In fact, China is a brutally unfair society, with a very weak social safety net. Benefits for those put out of work by the made-in-China COVID-19 pandemic are only $1.7 per week, and 78 million unemployed receive no benefits at all because they work without contracts. Chinese expenditures on health care total only 2% of GDP. (Economist Magazine May 9, 2020).
We in liberal democracies have encouraged China’s brutality, arrogance and aggression — by our greed, moral lassitude and indifference to principles essential to the preservation of our own freedom. Mr. Wang’s proposal will be welcomed by accommodation-minded leaders seeking “peace and stability” by sweeping China’s moral challenges under the rug, and indeed turning a blind eye toward how China is restricting freedoms, not just in China, but in other countries.

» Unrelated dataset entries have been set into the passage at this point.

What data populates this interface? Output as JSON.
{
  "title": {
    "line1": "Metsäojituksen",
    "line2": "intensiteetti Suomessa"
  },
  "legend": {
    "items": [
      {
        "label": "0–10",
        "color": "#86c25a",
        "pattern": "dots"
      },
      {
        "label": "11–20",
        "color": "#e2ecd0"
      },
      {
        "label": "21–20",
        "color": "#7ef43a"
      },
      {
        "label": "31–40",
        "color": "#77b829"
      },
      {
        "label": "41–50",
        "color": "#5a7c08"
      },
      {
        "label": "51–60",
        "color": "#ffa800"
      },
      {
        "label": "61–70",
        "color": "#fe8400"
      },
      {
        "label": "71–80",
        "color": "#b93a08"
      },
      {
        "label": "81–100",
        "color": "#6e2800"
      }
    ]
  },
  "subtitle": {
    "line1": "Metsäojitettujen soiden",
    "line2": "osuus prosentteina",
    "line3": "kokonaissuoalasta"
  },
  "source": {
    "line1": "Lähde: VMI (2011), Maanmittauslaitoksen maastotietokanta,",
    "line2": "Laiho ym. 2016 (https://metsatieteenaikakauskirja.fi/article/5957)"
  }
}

To change our posture toward China will require, in the end, a change in our approach toward our own societies. It will require us to examine and clarify our principles and priorities. China’s challenge is, in fact, an opportunity for renewal.
• Yang Jianli is president of Citizen Power Initiatives for China. Aaron Rhodes is president of the Forum for Religious Freedom-Europe and human rights editor of Dissident Magazine.